A big hoopla in the flick was the revelation that Johnny would be African-American. In the comics, he is notably Caucasian and his sister Sue is not adopted. That change in dynamic does not really concern me as much; I think the new approach on the character is a nice differentiation. One of the biggest problems with “Fantastic Four” is it spends a substantial amount of time building up these characters and their backstories. So much to the point, when the action gets underway, the movie is ending. When you build up a certain level of suspense, the audience expects a worthy payout.

Could one argue the special effects in the movie are riveting? Without a doubt, but special effects alone will not sell a movie if the narrative isn’t as polished as it could be. Once again a big disappointment comes at the hands of the villainous Victor von Doom aka Doctor Doom (Toby Kebbell). The interesting dynamic is the familial relationship between Sue, Johnny and Victor who are all connected by patriarch Dr. Franklin Storm (Reg E. Cathey). So to see really close friends becomes enemies is a fascinating dynamic.

My biggest frustration is no writer has been able to grasp the concept of how villainous Doctor Doom can really be. In the comics he was a force to be reckoned with, in the movies he is just the bad guy. Unfortunately, he’s a bad guy that doesn’t really shock the fans or give the impression that he’s a worthy foe to our protagonists. This is a character who is a narcissist in the comic books. That personality trope alone should be useful to crafting the character’s drive to annihilate all that goes against what he believes.

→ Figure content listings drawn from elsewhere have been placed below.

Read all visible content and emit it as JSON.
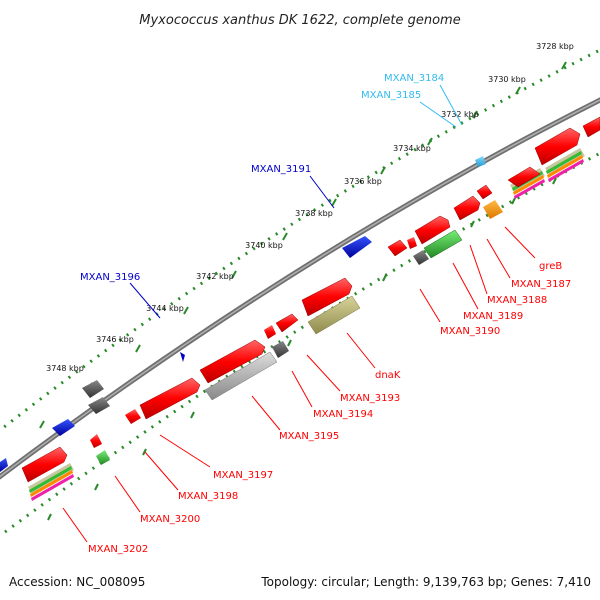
{
  "title": "Myxococcus xanthus DK 1622, complete genome",
  "footer": {
    "accession": "Accession: NC_008095",
    "topology": "Topology: circular; Length: 9,139,763 bp; Genes: 7,410"
  },
  "ticks": [
    "3728 kbp",
    "3730 kbp",
    "3732 kbp",
    "3734 kbp",
    "3736 kbp",
    "3738 kbp",
    "3740 kbp",
    "3742 kbp",
    "3744 kbp",
    "3746 kbp",
    "3748 kbp"
  ],
  "gene_labels": {
    "MXAN_3184": "MXAN_3184",
    "MXAN_3185": "MXAN_3185",
    "MXAN_3191": "MXAN_3191",
    "MXAN_3196": "MXAN_3196",
    "greB": "greB",
    "MXAN_3187": "MXAN_3187",
    "MXAN_3188": "MXAN_3188",
    "MXAN_3189": "MXAN_3189",
    "MXAN_3190": "MXAN_3190",
    "dnaK": "dnaK",
    "MXAN_3193": "MXAN_3193",
    "MXAN_3194": "MXAN_3194",
    "MXAN_3195": "MXAN_3195",
    "MXAN_3197": "MXAN_3197",
    "MXAN_3198": "MXAN_3198",
    "MXAN_3200": "MXAN_3200",
    "MXAN_3202": "MXAN_3202"
  },
  "colors": {
    "red": "#ff0000",
    "blue": "#0000cc",
    "cyan": "#33bbee",
    "green": "#33bb33",
    "olive": "#b8b36a",
    "gray": "#999999",
    "darkgray": "#555555",
    "orange": "#ff8800",
    "backbone": "#808080"
  }
}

The audience doesn’t receive that villainy in the movie.

Director Josh Trank delivers a film that is slightly uneven for the spectator to fully enjoy. There are those moments that provide glimmers of hope, but quickly retreat backwards. My suspicion tells me the studio was focused on capping the flick off in less than 2 hours; that might explains why the bulk of the action takes place in the third act of the film. “Fantastic Four” suffers the same fate as its predecessors; an origin tale has to be carefully mapped with a narrative that leaves fans in a tizzy, not one that leaves them wanting more.